The stabilizer of a continuous group action on a discrete space is an open subgroup.

instance Prod.continuousSMul {M : Type u_1} {X : Type u_2} {Y : Type u_3} [TopologicalSpace M] [TopologicalSpace X] [TopologicalSpace Y] [SMul M X] [SMul M Y] [ContinuousSMul M X] [ContinuousSMul M Y] : ContinuousSMul M (X × Y)

instance Prod.continuousVAdd {M : Type u_1} {X : Type u_2} {Y : Type u_3} [TopologicalSpace M] [TopologicalSpace X] [TopologicalSpace Y] [VAdd M X] [VAdd M Y] [ContinuousVAdd M X] [ContinuousVAdd M Y] : ContinuousVAdd M (X × Y)

instance instContinuousSMulForall {M : Type u_1} [TopologicalSpace M] {ι : Type u_5} {γ : ι → Type u_6} [(i : ι) → TopologicalSpace (γ i)] [(i : ι) → SMul M (γ i)] [∀ (i : ι), ContinuousSMul M (γ i)] : ContinuousSMul M ((i : ι) → γ i)

instance instContinuousVAddForall {M : Type u_1} [TopologicalSpace M] {ι : Type u_5} {γ : ι → Type u_6} [(i : ι) → TopologicalSpace (γ i)] [(i : ι) → VAdd M (γ i)] [∀ (i : ι), ContinuousVAdd M (γ i)] : ContinuousVAdd M ((i : ι) → γ i)
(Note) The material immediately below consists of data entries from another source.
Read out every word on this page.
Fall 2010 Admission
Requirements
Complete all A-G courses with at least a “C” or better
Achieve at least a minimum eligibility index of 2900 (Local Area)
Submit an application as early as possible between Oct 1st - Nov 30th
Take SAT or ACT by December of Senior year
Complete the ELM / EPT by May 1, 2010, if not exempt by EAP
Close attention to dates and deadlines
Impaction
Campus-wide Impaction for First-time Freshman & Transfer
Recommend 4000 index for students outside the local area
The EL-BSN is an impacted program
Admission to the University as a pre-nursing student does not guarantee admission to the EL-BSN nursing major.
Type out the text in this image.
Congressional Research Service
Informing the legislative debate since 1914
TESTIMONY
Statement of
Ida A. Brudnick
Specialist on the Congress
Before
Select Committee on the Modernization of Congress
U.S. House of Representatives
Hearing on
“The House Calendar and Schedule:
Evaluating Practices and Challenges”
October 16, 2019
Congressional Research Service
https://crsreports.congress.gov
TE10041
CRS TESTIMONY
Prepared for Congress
theorem continuousSMul_sInf {M : Type u_2} {X : Type u_3} [TopologicalSpace M] [SMul M X] {ts : Set (TopologicalSpace X)} (h : ∀ t ∈ ts, ContinuousSMul M X) : ContinuousSMul M X

theorem continuousVAdd_sInf {M : Type u_2} {X : Type u_3} [TopologicalSpace M] [VAdd M X] {ts : Set (TopologicalSpace X)} (h : ∀ t ∈ ts, ContinuousVAdd M X) : ContinuousVAdd M X

theorem continuousSMul_iInf {ι : Sort u_1} {M : Type u_2} {X : Type u_3} [TopologicalSpace M] [SMul M X] {ts' : ι → TopologicalSpace X} (h : ∀ (i : ι), ContinuousSMul M X) : ContinuousSMul M X

theorem continuousVAdd_iInf {ι : Sort u_1} {M : Type u_2} {X : Type u_3} [TopologicalSpace M] [VAdd M X] {ts' : ι → TopologicalSpace X} (h : ∀ (i : ι), ContinuousVAdd M X) : ContinuousVAdd M X

theorem continuousSMul_inf {M : Type u_2} {X : Type u_3} [TopologicalSpace M] [SMul M X] {t₁ t₂ : TopologicalSpace X} [ContinuousSMul M X] [ContinuousSMul M X] : ContinuousSMul M X

theorem continuousVAdd_inf {M : Type u_2} {X : Type u_3} [TopologicalSpace M] [VAdd M X] {t₁ t₂ : TopologicalSpace X} [ContinuousVAdd M X] [ContinuousVAdd M X] : ContinuousVAdd M X

theorem AddTorsor.connectedSpace (G : Type u_1) (P : Type u_2) [AddGroup G] [AddTorsor G P] [TopologicalSpace G] [PreconnectedSpace G] [TopologicalSpace P] [ContinuousVAdd G P] : ConnectedSpace P

An AddTorsor for a connected space is a connected space. This is not an instance because it loops for a group as a torsor over itself.